In the end, they just put a dedicated coprocessor directly with their memory chip. They named it AI because buzzword and marketing bullshit...
They named it AI because it massively boosts embarrassingly parallel workloads. You can think of Processing In Memory as rendering the mapPartitions() operation free in Spark's MapReduce ML workloads.
Some algorithms like DNA sequencing have a tradeoff between map and reduce [1]: you spend more time generating higher quality matches between the short sequences (map), before sending them for global matching (reduce). And PIM lets you exploit that.
For an order of magnitude: the average Intel has about 60GB/s of RAM bandwidth per socket. 256 GB of UPMEM's RAM let you have 2.5TB/s of local bandwidth to a computation unit (to 2560 'dumb' cores @400Mhz) [2].
[1] https://www.researchgate.net/publication/346703874_Variant_C...
It strikes me these processors would be most helpful in pre-multiplies, filter operations, and perhaps for scatters. All that stuff is not just relevant to tensorflow / pytorch stuff but also databases. While I’m sure the “AI” labeling is pure marketing, I’d imagine Samsung would love to target workloads beyond deep learning training and inference.
(Meaning, relatively small chiplet AI processors with ram stacked on top of them.)

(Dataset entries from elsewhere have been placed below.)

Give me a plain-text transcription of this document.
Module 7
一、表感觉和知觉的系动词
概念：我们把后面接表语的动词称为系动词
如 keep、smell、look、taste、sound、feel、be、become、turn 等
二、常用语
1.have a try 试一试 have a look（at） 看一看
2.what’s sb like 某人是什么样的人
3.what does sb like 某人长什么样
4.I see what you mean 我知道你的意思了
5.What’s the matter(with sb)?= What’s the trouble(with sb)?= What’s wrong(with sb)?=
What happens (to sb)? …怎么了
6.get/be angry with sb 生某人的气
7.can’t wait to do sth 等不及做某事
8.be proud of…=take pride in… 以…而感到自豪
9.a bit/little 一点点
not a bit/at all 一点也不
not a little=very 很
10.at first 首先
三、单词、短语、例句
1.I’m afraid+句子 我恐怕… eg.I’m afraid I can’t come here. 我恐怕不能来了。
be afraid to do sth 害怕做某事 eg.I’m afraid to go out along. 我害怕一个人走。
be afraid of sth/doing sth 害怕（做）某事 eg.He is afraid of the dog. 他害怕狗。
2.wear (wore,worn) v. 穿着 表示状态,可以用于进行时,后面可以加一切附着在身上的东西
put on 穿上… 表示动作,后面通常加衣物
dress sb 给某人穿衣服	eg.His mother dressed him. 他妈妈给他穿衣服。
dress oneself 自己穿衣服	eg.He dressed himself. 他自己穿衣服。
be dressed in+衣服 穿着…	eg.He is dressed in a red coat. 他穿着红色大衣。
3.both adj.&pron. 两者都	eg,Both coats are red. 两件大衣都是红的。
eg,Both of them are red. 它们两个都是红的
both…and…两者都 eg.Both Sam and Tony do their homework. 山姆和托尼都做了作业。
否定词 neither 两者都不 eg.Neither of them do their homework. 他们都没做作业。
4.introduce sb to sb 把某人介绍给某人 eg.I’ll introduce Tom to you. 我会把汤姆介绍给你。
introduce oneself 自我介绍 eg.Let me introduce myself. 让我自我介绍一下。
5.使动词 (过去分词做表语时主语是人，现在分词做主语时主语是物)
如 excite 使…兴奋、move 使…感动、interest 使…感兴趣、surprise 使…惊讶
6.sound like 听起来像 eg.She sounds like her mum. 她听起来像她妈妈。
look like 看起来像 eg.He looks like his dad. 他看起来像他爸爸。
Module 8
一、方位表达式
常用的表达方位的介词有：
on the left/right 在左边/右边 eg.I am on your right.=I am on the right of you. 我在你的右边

The reason for that is that as the precision used for the coefficients has gone down, the relative energy cost of doing computation on them has turned into a rounding error when compared to the cost of moving data to the alus, and in AI there is very little cost of distributing the processing power into many small chips, which are relatively far away from each other.
[1] O. Mutlu, S. Ghose, J. Gomez-Luna, R. Ausavarungnirun, A Modern Primer on Processing in Memory. https://arxiv.org/abs/2012.03112
32 bit multiplication : 3 pJ [1]
The energy savings come from not transporting data.
[1] http://www.sigmod2014.org/damon/slides/picojoule.kozyrakis.p...
https://ieeexplore.ieee.org/document/9073325
Edit:
A more accessible (in both senses) survey paper on Near-Memory Computing:
Tip: if you contact the author(s) of a paper that is of interest to you and ask for a version of it, there's a good chance that they'll gladly accommodate. I think generally authors don't even have any financial benefit if you pay for the paper (it all goes to the publisher).
(obligatory scihub reference)
Hackable mainly because of the nature of neural networks - their architecture matters.
> Vastly more capable systems
I interpret this as specialized silicon that's mass produced? I urge you to remember how much academics and hobbyists gain from having FPGAs around, despite their relative bulkiness and mediocre parameters.
>Circuit and design techniques are presented for enhancing the performance and reliability of a 3-D-stacked high bandwidth memory-2 extension (HBM2E). A data-bus window extension technique is implemented to cope with reduced clock cycle time ranging from data-path architecture, through-silicon via (TSV) placement, and TSV-PHY alignment. A power TSV placement in the middle of array and at the chip edge along with a dedicated top metal for power mesh improves power IR drop by 62%. An on-die ECC (OD-ECC) scheme featuring a self-scrubbing function is designed to be orthogonal to system ECC. An uncorrectable bit error rate (UBER) is improved by 10 5 times with the proposed OD-ECC and scrubbing scheme. A memory built-in self-test (MBIST) block supports low-frequency cell and core test in a parallel manner and all channel at-speed operation with adjustable ac parameters. The proposed parallel-bit MBIST reduces test time by 66%. A 16-GB HBM2E fabricated in the second generation of 10-nm class DRAM process achieves a bandwidth up to 640 GB/s (5 Gb/s/pin) and provides a stable bit-cell operation at a high temperature
None of the items in Abstract has anything to do with AI.
> Rapidly evolving artificial intelligence (AI) technology, such as deep learning, has been successfully deployed in various applications, such as image recognition, health care, and autonomous driving. Such rapid evolution and successful deployment of AI technology have been possible owing to the emergence of accelerators, such as GPUs and TPUs, that have a higher data throughput.
Edit: You might be right, I peeked into the ISSCC programme looking for something relevant from Samsung, and they are presenting a paper titled "A 20nm 6GB Function-In-Memory DRAM, Based on HBM2 with a 1.2TFLOPS Programmable Computing Unit Using Bank-Level Parallelism, for Machine Learning Applications". However, there is a lot of overlap in paper authors, so I'd imagine it's the same team.
But seriously though, it seems to answer an ancient techie question of mine: Since we're strobing memories millions/billions times per second, couldn't they be doing more than storage with all those clocks?
It might open the door to more sexy error correction or caching.
However, i read the title as: "We couldn't think of anything good about the product, so we added a buzzword in fashion."
Same comments mostly say this has nothing to do with AI.